Obsessive Nationalism: Is It Healthy?
Since then a bevy of steps have been taken to instill a sense of nationalistic pride in Indians. Singing Vande Mataram, the national song of India has been made compulsory in schools in some states. Recently in Rajasthan inmates of hostels were told that they would have to sing the national anthem at 7 AM in the morning every day.
Some steps go so far as to identify Hinduism with being Indian and in many states morning exercises such as Surya Namaskar and Yoga have been made compulsory in all government schools. Of course, I am not claiming that Surya Namaskar and Yoga are Hindu. Physical exercises obviously cannot be classified as the property of any particular religion. Another thing is the benefits of yoga and Surya Namaskar are many and a large number of Indians practice it and there is nothing wrong with that.

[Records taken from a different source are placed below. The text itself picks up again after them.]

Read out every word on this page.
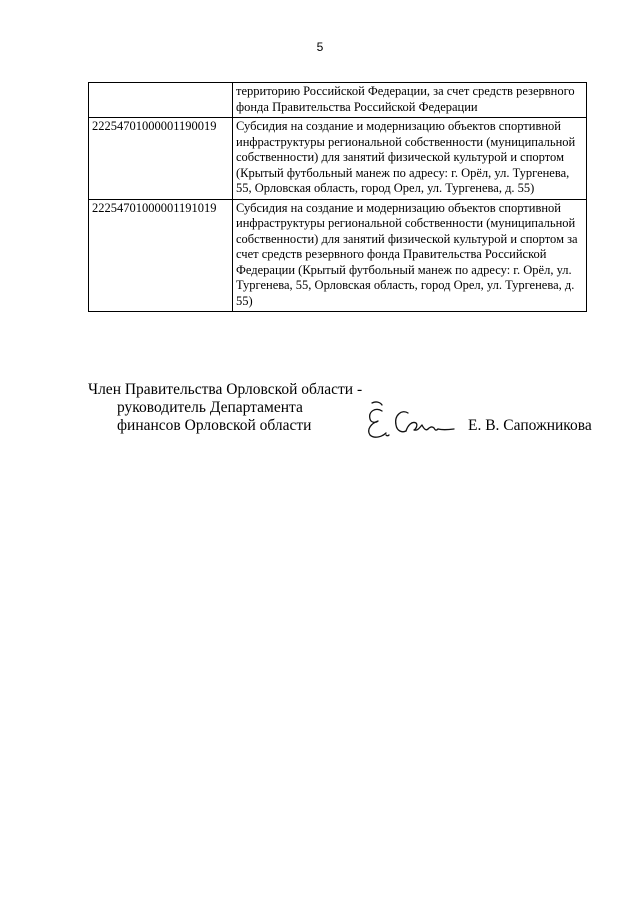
5
	территорию Российской Федерации, за счет средств резервного фонда Правительства Российской Федерации
22254701000001190019	Субсидия на создание и модернизацию объектов спортивной инфраструктуры региональной собственности (муниципальной собственности) для занятий физической культурой и спортом (Крытый футбольный манеж по адресу: г. Орёл, ул. Тургенева, 55, Орловская область, город Орел, ул. Тургенева, д. 55)
22254701000001191019	Субсидия на создание и модернизацию объектов спортивной инфраструктуры региональной собственности (муниципальной собственности) для занятий физической культурой и спортом за счет средств резервного фонда Правительства Российской Федерации (Крытый футбольный манеж по адресу: г. Орёл, ул. Тургенева, 55, Орловская область, город Орел, ул. Тургенева, д. 55)
Член Правительства Орловской области -
руководитель Департамента
финансов Орловской области	Е. В. Сапожникова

But what I object to is making it compulsory in institutions. Suppose we were to suddenly bring in a rule stating that all children should come to school in the morning and do workouts in the gym for one hour every day what does that sound like? Making yoga and Surya Namaskar compulsory is something similar to this. There is nothing wrong in making yoga or Surya Namaskar a part of the curriculum which a student can pursue if he is interested in it. But to say, the child has to do it is imposing your ideas on unwilling people.

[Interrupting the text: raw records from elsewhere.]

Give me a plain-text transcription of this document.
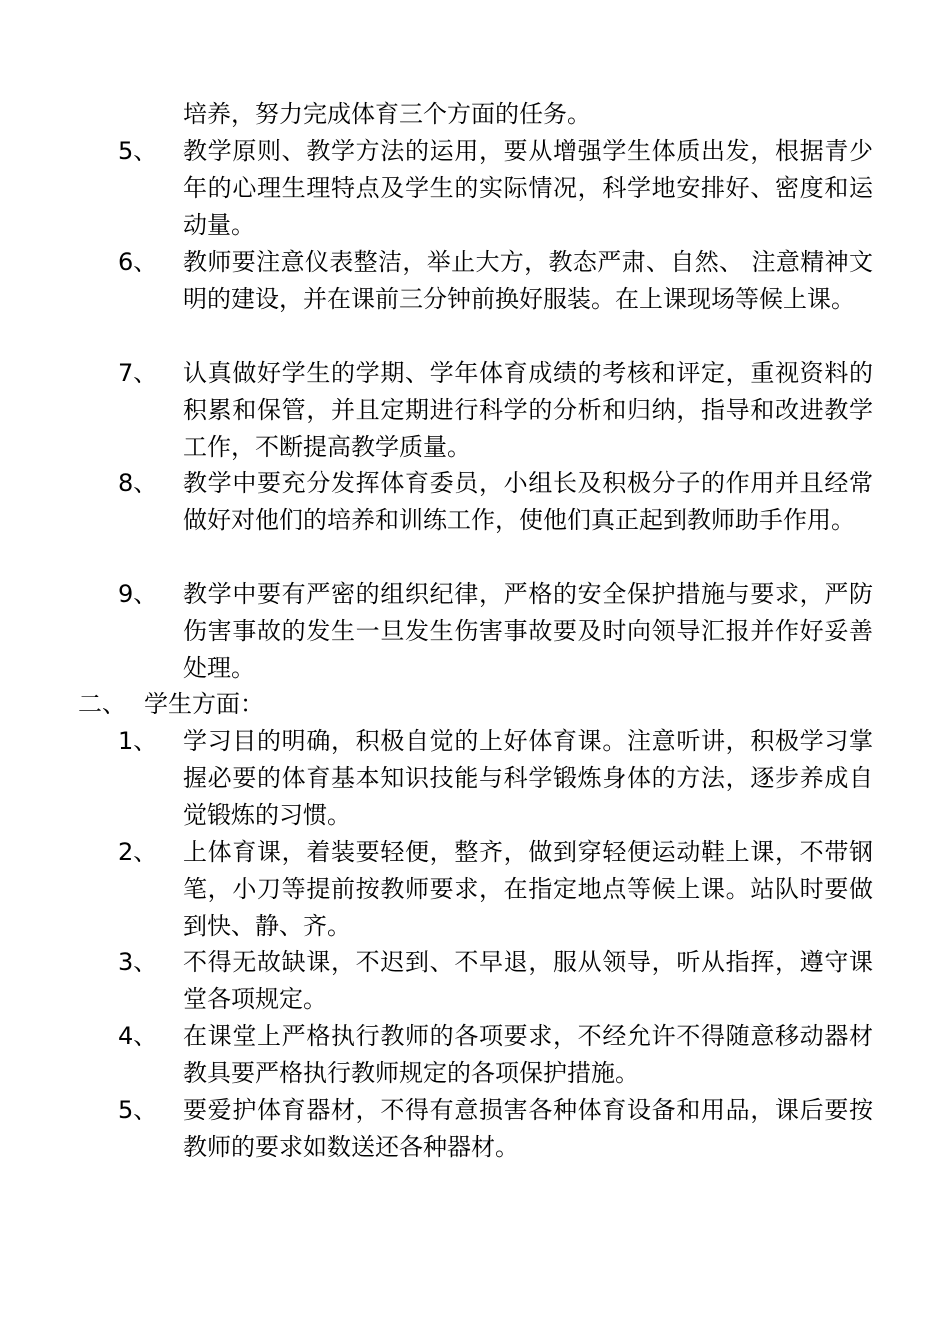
培养，努力完成体育三个方面的任务。
5、	教学原则、教学方法的运用，要从增强学生体质出发，根据青少年的心理生理特点及学生的实际情况，科学地安排好、密度和运动量。
6、	教师要注意仪表整洁，举止大方，教态严肃、自然、 注意精神文明的建设，并在课前三分钟前换好服装。在上课现场等候上课。
7、	认真做好学生的学期、学年体育成绩的考核和评定，重视资料的积累和保管，并且定期进行科学的分析和归纳，指导和改进教学工作，不断提高教学质量。
8、	教学中要充分发挥体育委员，小组长及积极分子的作用并且经常做好对他们的培养和训练工作，使他们真正起到教师助手作用。
9、	教学中要有严密的组织纪律，严格的安全保护措施与要求，严防伤害事故的发生一旦发生伤害事故要及时向领导汇报并作好妥善处理。
二、 学生方面：
1、	学习目的明确，积极自觉的上好体育课。注意听讲，积极学习掌握必要的体育基本知识技能与科学锻炼身体的方法，逐步养成自觉锻炼的习惯。
2、	上体育课，着装要轻便，整齐，做到穿轻便运动鞋上课，不带钢笔，小刀等提前按教师要求，在指定地点等候上课。站队时要做到快、静、齐。
3、	不得无故缺课，不迟到、不早退，服从领导，听从指挥，遵守课堂各项规定。
4、	在课堂上严格执行教师的各项要求，不经允许不得随意移动器材教具要严格执行教师规定的各项保护措施。
5、	要爱护体育器材，不得有意损害各种体育设备和用品，课后要按教师的要求如数送还各种器材。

Recently there was a PIL filed against the earlier order of the supreme court regarding playing the national anthem in cinema halls and many judges in the panel looking into the issue clearly disapproved of the idea. One judge even remarked that there is no need for people to wear patriotism on their sleeves. He further went on to say that people visit cinema halls for wholesome entertainment and it spoils everything if people are told what to do in a place where they are trying to unwind. Finally the court left it to the government to decide.
One thing I fail to understand is what is all this in aid of? Why this sudden emergence of an obsessive passion for one’s country? Is it something that should be encouraged? Let us look at the difference between patriotism and nationalism. Patriotism is love for one’s country. When a person says he loves his country he is being patriotic. The minute you convert this love to a form of obsessive blinding passion and say my country is superior to all the other countries in the world then you are treading into a very dangerous area called nationalism.

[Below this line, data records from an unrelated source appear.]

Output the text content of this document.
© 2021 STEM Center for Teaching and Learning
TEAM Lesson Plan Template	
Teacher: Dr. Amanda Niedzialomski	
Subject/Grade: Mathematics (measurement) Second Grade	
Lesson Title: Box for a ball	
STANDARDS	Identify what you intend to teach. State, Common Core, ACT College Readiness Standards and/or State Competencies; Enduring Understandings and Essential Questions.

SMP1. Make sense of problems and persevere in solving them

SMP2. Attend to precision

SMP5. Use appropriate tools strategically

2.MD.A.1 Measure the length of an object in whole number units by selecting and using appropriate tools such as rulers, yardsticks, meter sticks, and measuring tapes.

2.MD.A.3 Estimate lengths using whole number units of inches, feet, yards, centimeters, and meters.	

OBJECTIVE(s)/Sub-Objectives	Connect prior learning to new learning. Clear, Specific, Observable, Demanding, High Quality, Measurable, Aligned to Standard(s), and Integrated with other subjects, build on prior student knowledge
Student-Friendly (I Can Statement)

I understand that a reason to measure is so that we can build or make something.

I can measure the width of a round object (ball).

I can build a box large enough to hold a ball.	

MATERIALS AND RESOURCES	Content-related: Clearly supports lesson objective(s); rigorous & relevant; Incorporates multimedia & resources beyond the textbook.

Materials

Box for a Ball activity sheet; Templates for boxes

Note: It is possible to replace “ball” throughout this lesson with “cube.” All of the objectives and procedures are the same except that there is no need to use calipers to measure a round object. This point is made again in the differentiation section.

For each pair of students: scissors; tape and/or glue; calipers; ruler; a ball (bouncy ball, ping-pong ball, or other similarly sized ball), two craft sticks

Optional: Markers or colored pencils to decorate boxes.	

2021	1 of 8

To feel a sense of patriotism and love for one’s country is healthy. But to encourage obsessive nationalism creates problems. Obsessive passion for anything is dangerous. It leads to unhealthy consequences. We should love our country but to decry others as inferior to us just because we are born in our country is nothing short of foolhardiness.
I am all for patriotism. Yes our children should be taught about our glorious past. They should feel attached to the country and we should encourage them to be proud of being Indians. They should be taught to hold their heads high and bring laurels to the country. But let us refrain from making them obsessive and fanatical in their love for their country. Only if we Indians are able to look at our country with an impartial eye will we be able to understand our problems as a nation and provide solutions for them.